Mentre passeggiavo in centro storico ad Alghero stasera, mi sono seduto per qualche minuto su una panchina del lungomare. Davanti a me, l’orizzonte al crepuscolo: il mare calmo e pieno di barche di pescatori con le loro luci, sotto il cielo che, tramontato il sole, iniziava ad accendersi di stelle. Impossibile non notare la falce di luna crescente contornata da altre luci piuttosto nitide: a ovest Venere, a sud Giove, entrambi luminosi come i fanali dei pescherecci.
Seguendo l’eclittica verso sud, ho poi trovato Saturno in cima e Marte, enorme per via della relativa vicinanza alla Terra, di un ruggine vivo a sud.
Ho aperto Sky Map giusto per essere sicuro di averli azzeccati tutti e ho scoperto che anche Plutone era lì, fra Saturno e Marte, troppo debole per l’occhio nudo ma sempre presente.

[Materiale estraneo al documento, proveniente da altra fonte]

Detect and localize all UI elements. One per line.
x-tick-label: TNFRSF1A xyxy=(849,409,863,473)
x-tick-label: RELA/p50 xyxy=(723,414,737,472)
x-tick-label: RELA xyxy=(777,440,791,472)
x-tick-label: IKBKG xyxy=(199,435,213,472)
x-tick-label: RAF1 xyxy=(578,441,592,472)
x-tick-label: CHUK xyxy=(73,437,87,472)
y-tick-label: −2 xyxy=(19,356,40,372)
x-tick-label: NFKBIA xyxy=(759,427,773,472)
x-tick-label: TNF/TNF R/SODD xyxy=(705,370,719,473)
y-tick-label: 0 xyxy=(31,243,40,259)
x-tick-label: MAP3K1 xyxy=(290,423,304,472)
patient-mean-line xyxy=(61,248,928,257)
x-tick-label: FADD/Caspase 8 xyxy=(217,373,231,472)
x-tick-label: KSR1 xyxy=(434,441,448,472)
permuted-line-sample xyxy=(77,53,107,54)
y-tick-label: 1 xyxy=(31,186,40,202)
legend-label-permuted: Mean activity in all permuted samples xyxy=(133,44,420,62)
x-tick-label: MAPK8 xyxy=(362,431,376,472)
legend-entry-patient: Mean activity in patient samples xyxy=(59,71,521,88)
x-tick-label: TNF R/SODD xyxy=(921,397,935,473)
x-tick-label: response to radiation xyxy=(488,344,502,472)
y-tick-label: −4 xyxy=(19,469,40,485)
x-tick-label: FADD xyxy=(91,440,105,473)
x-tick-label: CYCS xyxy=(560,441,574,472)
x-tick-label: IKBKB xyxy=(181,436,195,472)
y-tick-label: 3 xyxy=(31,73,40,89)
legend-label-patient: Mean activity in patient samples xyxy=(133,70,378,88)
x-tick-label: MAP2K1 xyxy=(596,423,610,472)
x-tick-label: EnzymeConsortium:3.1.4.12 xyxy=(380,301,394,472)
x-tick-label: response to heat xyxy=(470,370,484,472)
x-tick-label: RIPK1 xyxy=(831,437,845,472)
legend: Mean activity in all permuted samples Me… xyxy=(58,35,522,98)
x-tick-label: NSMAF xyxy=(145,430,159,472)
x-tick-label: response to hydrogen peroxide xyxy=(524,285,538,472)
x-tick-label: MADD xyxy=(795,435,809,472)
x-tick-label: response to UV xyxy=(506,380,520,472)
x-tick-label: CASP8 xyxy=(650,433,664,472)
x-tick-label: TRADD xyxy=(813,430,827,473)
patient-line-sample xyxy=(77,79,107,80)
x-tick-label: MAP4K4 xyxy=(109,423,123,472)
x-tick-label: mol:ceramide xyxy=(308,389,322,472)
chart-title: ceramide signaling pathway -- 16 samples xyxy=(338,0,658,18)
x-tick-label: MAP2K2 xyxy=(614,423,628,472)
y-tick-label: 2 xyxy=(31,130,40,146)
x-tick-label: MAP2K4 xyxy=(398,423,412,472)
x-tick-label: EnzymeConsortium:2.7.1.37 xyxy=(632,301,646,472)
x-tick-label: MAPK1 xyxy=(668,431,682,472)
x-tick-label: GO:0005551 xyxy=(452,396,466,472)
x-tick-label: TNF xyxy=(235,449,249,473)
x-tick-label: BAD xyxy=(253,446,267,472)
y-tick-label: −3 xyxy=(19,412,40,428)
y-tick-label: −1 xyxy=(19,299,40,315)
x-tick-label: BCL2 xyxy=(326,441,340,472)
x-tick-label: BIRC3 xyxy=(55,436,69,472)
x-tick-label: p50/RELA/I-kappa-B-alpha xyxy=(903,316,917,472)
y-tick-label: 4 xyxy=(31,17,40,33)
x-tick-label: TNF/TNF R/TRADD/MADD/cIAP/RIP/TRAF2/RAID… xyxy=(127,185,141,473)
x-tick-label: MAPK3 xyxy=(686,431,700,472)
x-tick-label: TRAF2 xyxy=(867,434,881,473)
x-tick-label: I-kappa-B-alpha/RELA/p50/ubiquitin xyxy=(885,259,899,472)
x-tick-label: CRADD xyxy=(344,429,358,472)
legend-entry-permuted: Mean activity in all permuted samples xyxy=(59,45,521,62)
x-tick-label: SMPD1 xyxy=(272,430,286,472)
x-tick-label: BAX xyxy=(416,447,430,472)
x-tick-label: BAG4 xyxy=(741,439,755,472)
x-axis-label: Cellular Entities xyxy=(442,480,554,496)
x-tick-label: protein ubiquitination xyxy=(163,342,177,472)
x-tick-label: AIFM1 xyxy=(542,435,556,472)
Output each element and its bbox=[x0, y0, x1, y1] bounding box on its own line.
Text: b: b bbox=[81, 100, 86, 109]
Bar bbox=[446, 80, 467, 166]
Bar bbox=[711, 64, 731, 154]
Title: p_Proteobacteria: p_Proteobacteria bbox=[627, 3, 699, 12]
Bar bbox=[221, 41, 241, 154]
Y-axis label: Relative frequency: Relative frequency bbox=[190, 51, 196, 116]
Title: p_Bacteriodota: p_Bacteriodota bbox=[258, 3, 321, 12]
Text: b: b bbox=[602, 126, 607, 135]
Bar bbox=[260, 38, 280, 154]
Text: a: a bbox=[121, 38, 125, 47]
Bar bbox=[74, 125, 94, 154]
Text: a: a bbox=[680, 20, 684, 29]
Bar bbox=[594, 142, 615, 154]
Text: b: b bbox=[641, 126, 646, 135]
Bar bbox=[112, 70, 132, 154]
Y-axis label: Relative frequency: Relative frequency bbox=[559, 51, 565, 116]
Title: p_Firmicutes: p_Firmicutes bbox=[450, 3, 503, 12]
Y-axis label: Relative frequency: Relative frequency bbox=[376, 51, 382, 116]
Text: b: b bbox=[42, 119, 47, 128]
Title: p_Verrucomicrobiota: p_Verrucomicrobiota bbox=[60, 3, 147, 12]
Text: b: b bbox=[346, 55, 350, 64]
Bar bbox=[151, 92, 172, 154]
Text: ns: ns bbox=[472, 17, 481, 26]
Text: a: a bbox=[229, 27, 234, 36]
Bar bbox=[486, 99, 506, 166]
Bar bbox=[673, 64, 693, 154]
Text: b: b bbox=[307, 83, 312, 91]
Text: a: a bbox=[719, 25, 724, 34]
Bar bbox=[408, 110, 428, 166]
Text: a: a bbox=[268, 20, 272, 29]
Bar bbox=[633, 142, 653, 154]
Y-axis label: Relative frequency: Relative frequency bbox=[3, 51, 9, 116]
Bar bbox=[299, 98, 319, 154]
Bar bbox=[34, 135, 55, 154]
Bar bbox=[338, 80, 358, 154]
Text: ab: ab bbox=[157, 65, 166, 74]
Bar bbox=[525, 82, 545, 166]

Mercurio era vicino al Sole appena tramontato, e perfino Nettuno e Urano erano poco sotto l’orizzonte, a est.

Ed è in quel momento che ho “percepito” il Sistema Solare.
Non so come spiegarlo: mi è mancato il fiato di fronte alla consapevolezza che tutti i corpi celesti che avevo visto nelle foto fossero lì, davanti a me, più lontani o vicini, visibili o non visibili, ma là fuori. Tutta quella bellezza lì, davanti a me, indisturbata dalle brutture che gli esseri umani si lanciano addosso l’un l’altro su questo pianeta.
Mi sono sentito come se fossi sull’orlo del mondo e davanti a me ci fosse non il vuoto, ma qualcosa di bello e pieno di colori e particolarità. Che per quanto piccolo, anch’io fossi parte di tutto ciò.
Era da tanto che non sentivo un qualche senso di appartenenza, e questo è stato pressoché universale. È stata una sensazione bellissima.

On a side note, questo mese tutti e otto i pianeti più Plutone sono nella stessa metà del Sistema Solare. Non so quanto sia raro o statisticamente improbabile, ma capiterà di nuovo fra due anni, e poi a metà degli Anni Venti, quando saranno tutti più o meno nello stesso quarto del Sistema, come calcolato da The Planets Today.

15 agosto 2018; dimensioni e distanze non in scala, ma le posizioni sono quelle.